Today’s gospel is much the same lesson: two men are praying in the temple. The Pharisee in his prayer spends most of his time congratulating himself for being better than everyone else. The other man, a tax collector, is so humbled before God that he can say nothing more than, “Be merciful to me, a sinner.” Which one am I most like? I squirm uncomfortably at this question.
Do I live my life as someone who is focused on God and others or is my main vision in life directed on my needs and my own happiness? I can sense it in my life when I move away from the God-centered life. Things are out of balance. I am aware of every annoyance of my husband, I have little patience with my kids and mostly I am aware of ME and how everyone else has an impact on me.
Today in my Lenten journey, I want to try not to be centered on myself. Today I want to trade places in the temple. I want to take off the Pharisee’s flashy robes of my own arrogance and embrace the humility of the tax collector. I don’t want to make myself the center of my day.

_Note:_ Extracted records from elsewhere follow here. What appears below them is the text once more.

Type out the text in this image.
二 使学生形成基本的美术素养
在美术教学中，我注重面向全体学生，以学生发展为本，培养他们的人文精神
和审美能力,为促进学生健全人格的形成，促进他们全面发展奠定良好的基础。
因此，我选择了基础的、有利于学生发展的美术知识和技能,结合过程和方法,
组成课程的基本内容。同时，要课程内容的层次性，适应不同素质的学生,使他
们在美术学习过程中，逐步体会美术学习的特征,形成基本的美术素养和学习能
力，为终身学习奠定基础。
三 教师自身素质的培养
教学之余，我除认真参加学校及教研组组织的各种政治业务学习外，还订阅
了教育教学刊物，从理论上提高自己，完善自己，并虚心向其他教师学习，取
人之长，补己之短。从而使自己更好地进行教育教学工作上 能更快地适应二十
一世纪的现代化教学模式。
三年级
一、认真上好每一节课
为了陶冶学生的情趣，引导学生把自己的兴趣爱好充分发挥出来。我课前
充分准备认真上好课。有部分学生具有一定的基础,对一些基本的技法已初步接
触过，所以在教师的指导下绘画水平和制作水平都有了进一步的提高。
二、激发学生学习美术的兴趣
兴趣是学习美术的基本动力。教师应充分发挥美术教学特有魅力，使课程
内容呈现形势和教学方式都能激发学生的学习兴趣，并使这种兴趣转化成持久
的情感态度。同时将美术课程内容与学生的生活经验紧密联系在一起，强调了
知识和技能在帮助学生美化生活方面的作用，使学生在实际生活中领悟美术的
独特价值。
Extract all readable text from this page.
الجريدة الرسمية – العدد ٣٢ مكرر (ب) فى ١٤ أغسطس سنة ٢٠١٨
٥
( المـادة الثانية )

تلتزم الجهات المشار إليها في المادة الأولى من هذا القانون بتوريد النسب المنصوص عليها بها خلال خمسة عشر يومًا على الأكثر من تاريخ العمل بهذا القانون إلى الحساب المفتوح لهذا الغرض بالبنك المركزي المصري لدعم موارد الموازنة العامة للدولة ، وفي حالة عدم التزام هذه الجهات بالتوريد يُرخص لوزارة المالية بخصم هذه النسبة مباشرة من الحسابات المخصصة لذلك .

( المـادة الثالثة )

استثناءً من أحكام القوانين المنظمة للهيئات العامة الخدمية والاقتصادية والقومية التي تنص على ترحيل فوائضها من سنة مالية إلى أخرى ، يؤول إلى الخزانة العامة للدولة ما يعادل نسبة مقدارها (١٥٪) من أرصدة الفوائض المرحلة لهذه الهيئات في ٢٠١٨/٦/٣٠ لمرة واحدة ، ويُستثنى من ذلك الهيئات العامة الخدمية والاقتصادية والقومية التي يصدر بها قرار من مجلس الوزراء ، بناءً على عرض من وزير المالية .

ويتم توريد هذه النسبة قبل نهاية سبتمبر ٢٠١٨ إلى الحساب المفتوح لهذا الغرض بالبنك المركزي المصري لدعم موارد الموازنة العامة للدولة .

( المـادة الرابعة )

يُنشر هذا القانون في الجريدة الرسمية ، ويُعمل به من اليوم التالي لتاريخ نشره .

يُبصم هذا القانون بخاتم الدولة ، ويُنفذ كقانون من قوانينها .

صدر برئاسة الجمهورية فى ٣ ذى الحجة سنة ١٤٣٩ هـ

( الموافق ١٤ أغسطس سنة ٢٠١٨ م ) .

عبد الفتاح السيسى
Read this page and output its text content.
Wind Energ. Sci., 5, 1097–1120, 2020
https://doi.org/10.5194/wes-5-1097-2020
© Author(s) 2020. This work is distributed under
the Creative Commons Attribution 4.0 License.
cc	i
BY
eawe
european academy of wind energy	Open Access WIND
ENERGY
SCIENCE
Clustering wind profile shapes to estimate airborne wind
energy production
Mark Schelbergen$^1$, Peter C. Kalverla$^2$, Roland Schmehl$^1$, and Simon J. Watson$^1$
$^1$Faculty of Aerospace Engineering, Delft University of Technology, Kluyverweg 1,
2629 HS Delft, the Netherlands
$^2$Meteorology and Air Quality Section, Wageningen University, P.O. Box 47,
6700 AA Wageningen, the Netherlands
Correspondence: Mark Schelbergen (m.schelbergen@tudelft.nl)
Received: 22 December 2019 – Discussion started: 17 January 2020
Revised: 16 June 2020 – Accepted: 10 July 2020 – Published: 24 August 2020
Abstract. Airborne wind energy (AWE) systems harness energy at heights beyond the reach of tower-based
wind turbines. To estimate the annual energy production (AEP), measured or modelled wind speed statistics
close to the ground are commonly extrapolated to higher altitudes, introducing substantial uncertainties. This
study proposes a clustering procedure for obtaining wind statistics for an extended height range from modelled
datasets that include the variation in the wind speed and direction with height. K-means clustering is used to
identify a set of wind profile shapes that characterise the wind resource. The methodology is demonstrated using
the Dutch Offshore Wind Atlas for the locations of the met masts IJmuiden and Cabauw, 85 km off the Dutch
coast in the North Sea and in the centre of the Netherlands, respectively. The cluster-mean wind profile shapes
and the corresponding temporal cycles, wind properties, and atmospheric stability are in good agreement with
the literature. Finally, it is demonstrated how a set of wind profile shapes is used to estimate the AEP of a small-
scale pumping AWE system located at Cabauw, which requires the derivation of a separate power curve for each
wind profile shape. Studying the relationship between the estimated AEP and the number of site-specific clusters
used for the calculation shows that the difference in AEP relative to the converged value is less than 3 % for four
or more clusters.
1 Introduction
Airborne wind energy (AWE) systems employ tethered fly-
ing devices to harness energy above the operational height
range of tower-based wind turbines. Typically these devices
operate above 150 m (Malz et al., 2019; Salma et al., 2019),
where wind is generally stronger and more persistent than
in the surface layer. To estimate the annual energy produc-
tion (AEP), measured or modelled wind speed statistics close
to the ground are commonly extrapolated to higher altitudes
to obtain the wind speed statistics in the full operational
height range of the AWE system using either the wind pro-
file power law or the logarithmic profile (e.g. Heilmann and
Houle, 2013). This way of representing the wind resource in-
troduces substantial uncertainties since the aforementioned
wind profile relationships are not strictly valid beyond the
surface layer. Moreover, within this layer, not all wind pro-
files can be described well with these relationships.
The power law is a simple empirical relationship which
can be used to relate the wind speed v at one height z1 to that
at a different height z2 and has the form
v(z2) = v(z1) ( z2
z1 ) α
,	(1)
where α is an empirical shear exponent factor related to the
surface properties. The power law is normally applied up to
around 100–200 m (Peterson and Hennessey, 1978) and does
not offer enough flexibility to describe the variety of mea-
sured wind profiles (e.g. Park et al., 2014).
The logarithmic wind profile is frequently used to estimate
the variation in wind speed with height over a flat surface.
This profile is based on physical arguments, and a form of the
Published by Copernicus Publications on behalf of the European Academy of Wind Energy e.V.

This feels like an impossible task some days and my first instinct is to wonder how I can ever accomplish it alone. Then I remember the tax collector in the temple, bow my head and ask for help.
Maureen McCann Waldron
The most important part of my life is my family – Jim my husband of 47 years and our two children. Our daughter Katy, a banker here in Omaha, and her husband John, have three wonderful children: Charlotte, Daniel and Elizabeth Grace. Our son Jack and his wife, Ellie, have added to our joy with their sons, Peter and Joseph.
I think family life is an incredible way to find God, even in (or maybe I should say, especially in) the most frustrating or mundane moments.
I am a native of the East Coast after graduating in 1971 from Archbishop John Carroll High School in suburban Philadelphia. I graduated from Creighton University in 1975 with a degree in Journalism and spent most of the next 20 years in corporate public relations in Omaha. I returned to Creighton in the 1990s and completed a master’s degree in Christian Spirituality in 1998.
As our children were growing up, my favorite times were always family dinners at home when the four of us would talk about our days. But now that our kids are gone from home, my husband and I have rediscovered how nice it is to have a quiet dinner together. I also have a special place in my heart for family vacations when the kids were little and four of us were away from home together. It’s a joy to be with my growing family.
Writing a Daily Reflection is always a graced moment, because only with God’s help could I ever write one. I know my own life is hectic, disjointed and imperfect and I know most of us have lives like that. I usually write from that point of view and I always seem to find some sentence, some word in the readings that speaks right to me, in all of my imperfection. I hope that whatever I write is in some way supportive of others.
It’s an incredibly humbling experience to hear from someone who was touched by something I wrote. Whether the note is from someone across campus or across the world, it makes me realize how connected we are all in our longing to grow closer to God.